В это время человек оглянулся, и Колосов встретился взглядом. Митяй – и манишка? И это закоренелый старатель? Ну и дела! Юра поклонился и покачал головой.
Самсонов продолжал стоять с поднятыми руками. Его румяное лицо светилось.
– Валерка, всё готово. Объявляй и уходи, – донёсся за сценой шёпот, слышный на весь зал.
– Ну всё, так всё, – покорно согласился он и, поправив бабочку, объявил – Вычислитель маркшейдерского [дэ] отдела Татьяна Маландина и врач лагерной больницы Нина Матвеева. Аккомпанирует на пианино Евгения Зельцер.
Женя? Колосов вздрогнул и рванулся вперёд. Только заглянуть бы в эти хорошие глаза. Но из-за занавеса выглядывал лишь угол пианино.
Татьяна вышла на сцену раньше Нины. Лицо Её разрумянилось, глаза весело блестели.
Появилась Нина. Пели они славно. Исполнили и куплеты на местную тему. Досталось любителям преферанса.
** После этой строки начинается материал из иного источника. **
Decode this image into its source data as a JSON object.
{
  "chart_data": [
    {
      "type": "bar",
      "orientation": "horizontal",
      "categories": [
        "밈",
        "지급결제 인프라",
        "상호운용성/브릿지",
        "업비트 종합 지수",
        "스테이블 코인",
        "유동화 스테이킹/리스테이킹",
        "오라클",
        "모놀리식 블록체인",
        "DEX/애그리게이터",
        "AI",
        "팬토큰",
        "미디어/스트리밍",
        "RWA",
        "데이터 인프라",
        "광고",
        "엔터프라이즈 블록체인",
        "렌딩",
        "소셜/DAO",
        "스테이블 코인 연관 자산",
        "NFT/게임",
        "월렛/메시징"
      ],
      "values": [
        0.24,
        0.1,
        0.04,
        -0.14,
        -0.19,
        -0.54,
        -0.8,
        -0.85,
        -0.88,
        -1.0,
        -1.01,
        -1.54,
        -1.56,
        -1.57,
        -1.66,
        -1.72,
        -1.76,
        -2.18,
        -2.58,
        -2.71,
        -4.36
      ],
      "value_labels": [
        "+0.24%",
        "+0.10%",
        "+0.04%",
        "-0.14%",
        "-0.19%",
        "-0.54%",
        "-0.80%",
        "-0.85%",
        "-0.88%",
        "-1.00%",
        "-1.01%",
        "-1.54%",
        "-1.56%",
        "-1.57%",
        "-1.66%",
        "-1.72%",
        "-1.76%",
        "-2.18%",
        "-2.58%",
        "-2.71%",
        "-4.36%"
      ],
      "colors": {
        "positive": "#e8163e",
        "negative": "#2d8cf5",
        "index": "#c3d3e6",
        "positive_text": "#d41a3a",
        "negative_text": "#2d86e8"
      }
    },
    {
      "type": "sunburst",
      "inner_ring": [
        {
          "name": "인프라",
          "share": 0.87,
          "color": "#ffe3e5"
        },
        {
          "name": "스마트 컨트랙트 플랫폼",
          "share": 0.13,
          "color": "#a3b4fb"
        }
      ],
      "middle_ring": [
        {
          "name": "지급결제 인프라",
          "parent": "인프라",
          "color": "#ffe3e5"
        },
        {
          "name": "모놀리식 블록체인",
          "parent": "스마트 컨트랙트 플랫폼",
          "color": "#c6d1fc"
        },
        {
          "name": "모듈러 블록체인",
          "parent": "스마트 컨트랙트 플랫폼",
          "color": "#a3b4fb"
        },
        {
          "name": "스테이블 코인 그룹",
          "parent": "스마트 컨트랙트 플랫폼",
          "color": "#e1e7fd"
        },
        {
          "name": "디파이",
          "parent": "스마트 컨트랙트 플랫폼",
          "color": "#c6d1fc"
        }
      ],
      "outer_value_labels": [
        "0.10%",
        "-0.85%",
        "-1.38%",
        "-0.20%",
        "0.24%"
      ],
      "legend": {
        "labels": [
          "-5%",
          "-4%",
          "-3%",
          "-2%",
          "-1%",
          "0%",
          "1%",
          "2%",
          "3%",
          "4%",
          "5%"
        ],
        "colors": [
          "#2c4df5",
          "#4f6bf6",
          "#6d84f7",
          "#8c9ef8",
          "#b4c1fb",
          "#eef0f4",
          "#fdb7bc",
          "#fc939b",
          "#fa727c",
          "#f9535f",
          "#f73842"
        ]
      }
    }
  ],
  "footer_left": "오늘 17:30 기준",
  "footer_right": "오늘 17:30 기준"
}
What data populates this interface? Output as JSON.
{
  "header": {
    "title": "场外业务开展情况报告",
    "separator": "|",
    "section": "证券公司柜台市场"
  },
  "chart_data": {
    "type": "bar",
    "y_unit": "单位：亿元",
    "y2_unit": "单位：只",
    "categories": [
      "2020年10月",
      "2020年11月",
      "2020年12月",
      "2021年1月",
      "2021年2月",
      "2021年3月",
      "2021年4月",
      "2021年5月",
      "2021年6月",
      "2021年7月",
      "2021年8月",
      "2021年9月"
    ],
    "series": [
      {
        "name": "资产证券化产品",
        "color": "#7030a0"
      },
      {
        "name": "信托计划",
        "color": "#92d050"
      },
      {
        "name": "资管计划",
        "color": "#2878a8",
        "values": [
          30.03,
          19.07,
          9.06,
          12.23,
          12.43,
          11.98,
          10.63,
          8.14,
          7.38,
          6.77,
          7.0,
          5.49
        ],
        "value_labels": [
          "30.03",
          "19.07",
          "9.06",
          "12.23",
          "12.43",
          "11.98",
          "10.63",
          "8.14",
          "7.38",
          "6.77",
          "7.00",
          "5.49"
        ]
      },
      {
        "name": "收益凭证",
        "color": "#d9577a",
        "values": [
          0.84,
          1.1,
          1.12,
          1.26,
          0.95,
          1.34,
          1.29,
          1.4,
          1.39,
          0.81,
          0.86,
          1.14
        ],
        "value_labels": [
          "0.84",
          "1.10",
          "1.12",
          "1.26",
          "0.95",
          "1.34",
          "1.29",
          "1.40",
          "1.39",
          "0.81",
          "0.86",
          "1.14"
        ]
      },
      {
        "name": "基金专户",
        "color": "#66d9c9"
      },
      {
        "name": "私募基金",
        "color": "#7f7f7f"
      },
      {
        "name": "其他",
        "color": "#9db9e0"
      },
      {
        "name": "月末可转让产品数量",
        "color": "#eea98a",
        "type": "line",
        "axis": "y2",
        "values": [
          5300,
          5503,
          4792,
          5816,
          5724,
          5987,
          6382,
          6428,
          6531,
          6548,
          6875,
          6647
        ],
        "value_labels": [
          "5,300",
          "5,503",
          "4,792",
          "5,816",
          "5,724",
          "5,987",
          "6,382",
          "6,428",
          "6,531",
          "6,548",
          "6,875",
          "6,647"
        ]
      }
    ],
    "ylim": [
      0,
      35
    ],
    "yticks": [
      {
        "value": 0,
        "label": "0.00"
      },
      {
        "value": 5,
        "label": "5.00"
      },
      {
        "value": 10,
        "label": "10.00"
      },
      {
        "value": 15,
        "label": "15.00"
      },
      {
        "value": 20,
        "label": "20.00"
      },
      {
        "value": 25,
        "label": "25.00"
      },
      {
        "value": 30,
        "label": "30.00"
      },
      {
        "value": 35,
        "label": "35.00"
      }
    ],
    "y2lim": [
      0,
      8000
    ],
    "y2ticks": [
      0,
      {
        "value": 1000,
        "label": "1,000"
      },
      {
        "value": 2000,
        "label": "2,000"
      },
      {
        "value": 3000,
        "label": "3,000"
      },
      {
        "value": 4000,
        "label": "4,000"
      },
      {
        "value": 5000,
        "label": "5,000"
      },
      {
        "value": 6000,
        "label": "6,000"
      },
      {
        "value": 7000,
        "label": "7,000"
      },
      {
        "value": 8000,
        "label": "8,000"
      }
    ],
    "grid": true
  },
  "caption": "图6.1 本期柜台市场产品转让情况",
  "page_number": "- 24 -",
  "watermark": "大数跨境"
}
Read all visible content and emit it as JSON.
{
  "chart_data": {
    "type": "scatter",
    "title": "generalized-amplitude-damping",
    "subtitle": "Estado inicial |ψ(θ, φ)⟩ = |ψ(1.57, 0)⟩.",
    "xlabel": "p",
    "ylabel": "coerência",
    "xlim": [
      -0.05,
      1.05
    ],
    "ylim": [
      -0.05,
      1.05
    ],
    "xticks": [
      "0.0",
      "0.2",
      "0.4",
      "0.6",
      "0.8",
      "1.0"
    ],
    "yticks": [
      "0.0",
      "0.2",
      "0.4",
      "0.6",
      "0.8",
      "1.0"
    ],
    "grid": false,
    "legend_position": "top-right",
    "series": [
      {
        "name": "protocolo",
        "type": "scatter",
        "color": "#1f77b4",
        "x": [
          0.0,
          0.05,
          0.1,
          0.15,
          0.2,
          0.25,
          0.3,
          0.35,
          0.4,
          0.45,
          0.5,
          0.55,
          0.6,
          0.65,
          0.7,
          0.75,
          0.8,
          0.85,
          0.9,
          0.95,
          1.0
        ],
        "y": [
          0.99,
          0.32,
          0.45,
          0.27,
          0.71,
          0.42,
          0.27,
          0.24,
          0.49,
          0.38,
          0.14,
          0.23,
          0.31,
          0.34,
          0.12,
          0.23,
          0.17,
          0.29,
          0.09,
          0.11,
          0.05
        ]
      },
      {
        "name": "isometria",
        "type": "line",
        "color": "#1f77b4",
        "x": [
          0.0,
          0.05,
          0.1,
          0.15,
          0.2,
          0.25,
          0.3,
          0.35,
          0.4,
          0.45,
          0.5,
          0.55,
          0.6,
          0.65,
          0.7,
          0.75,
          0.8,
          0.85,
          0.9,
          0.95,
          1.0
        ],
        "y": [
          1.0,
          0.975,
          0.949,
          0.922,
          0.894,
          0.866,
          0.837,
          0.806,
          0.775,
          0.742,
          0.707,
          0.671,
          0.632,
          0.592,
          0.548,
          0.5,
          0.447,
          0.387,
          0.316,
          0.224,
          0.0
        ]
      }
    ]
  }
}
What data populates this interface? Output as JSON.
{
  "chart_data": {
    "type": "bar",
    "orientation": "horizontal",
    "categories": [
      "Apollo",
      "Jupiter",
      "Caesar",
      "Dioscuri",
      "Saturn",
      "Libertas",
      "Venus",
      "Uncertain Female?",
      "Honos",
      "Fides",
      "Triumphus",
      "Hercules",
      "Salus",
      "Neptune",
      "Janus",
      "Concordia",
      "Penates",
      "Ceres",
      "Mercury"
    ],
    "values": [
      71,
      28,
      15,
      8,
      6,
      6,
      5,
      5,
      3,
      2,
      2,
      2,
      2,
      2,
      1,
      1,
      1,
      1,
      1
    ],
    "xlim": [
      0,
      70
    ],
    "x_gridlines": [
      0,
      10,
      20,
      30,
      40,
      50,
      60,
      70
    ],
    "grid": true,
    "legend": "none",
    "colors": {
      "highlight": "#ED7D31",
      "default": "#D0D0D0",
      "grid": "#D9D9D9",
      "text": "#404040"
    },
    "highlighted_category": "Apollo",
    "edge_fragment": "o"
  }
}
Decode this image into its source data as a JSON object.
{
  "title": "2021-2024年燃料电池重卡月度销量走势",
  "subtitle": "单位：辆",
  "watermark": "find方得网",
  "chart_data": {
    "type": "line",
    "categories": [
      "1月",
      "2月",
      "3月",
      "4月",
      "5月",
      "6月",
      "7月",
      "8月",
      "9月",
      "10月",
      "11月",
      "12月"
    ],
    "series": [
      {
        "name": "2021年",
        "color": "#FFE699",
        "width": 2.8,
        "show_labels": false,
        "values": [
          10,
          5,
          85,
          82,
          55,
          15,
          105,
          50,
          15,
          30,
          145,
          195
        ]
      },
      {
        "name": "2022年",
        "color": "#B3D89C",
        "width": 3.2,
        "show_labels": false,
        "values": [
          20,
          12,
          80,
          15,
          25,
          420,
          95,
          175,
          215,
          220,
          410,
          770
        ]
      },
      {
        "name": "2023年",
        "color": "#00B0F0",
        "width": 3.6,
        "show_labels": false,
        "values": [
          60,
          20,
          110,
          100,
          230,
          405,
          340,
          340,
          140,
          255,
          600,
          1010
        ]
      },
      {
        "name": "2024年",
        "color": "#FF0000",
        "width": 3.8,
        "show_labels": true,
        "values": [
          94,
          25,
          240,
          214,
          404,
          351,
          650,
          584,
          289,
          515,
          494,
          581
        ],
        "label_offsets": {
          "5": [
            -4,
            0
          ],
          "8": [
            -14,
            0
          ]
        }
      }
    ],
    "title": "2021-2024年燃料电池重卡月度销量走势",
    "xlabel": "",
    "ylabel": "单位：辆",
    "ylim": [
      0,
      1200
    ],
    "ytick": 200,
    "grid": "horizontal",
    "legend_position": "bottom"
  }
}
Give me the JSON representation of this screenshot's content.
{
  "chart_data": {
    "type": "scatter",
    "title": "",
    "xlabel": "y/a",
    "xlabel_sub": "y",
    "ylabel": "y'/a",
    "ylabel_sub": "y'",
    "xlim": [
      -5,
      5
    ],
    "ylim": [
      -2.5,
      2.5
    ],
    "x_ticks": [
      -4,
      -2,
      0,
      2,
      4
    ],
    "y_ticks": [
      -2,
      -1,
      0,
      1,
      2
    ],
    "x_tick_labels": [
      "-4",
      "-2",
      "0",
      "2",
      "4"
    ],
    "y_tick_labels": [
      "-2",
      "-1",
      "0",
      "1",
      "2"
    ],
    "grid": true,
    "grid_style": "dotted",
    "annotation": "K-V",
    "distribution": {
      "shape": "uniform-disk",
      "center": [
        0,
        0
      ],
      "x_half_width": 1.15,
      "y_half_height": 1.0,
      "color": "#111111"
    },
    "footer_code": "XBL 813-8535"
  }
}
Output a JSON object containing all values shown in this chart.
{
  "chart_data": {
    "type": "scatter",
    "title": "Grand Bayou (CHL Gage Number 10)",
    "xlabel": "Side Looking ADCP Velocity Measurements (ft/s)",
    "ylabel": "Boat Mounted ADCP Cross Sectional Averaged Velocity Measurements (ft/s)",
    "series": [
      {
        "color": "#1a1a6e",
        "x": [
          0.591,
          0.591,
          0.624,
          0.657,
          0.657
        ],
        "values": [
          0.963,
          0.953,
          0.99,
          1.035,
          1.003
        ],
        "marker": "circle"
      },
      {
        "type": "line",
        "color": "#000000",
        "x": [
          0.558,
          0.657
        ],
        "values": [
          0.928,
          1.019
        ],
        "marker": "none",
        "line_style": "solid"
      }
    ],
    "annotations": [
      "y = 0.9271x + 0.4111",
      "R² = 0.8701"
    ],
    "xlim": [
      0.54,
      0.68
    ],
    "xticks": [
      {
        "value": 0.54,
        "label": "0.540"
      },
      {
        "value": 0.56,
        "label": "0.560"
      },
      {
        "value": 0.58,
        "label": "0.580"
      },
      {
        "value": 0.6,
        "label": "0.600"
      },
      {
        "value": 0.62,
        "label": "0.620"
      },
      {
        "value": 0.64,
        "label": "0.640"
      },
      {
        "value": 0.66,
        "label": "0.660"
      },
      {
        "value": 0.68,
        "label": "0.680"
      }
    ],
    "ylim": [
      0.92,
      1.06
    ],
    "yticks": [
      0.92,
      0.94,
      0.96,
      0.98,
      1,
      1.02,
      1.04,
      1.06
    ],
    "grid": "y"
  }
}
Но вот Самсонов объявил очередное выступление, на сцену вышла петь и Женя. Заметив Колосова, она растерянно замигала, и глаза Её стали Еще больше. Пела Женя хорошо, а Юрию казалось, что слышит он голос Вали. Как только закончился концерт, он сразу же пробрался на сцену.
– Брат Юрка? Вернулся? Вот это хороший человек. А ну дай я тебя чмокну, – бросился навстречу Самсонов.
– Приехал разбойник. А мы тут постоянно тебя вспоминали, – говорил он, тиская Колосова изо всех сил.
– Где Толька, Игорёк, все остальные? – задыхаясь в плотных объятиях, спрашивал Юра.
– Толька? Ну, он теперь подымай выше. Уже в Москве. Отгрохал диссертацию, и никаких гвоздей. Талант, поехал на защиту. Игорёк оборудует лабораторию на Ларюковой. Это рядом с Оротуканом. Теперь дай посмотреть на тебя глазами зрителя. А что? Хорош. Тебе поездки на пользу.
– Как это ты, Валерьян, в артисты прорвался? Этих талантов от тебя никак не ожидал. А вообще-то здорово. Морда у тебя комическая.
Самсонов усмехнулся.
– Татьяна! – крикнул он. – Тут Ещё один неприкаянный Явился. А ну забирай сразу под свою опеку. Да она тебя, чёрта, заставит по проволоке ходить. А ты спрашиваешь, как прорвался.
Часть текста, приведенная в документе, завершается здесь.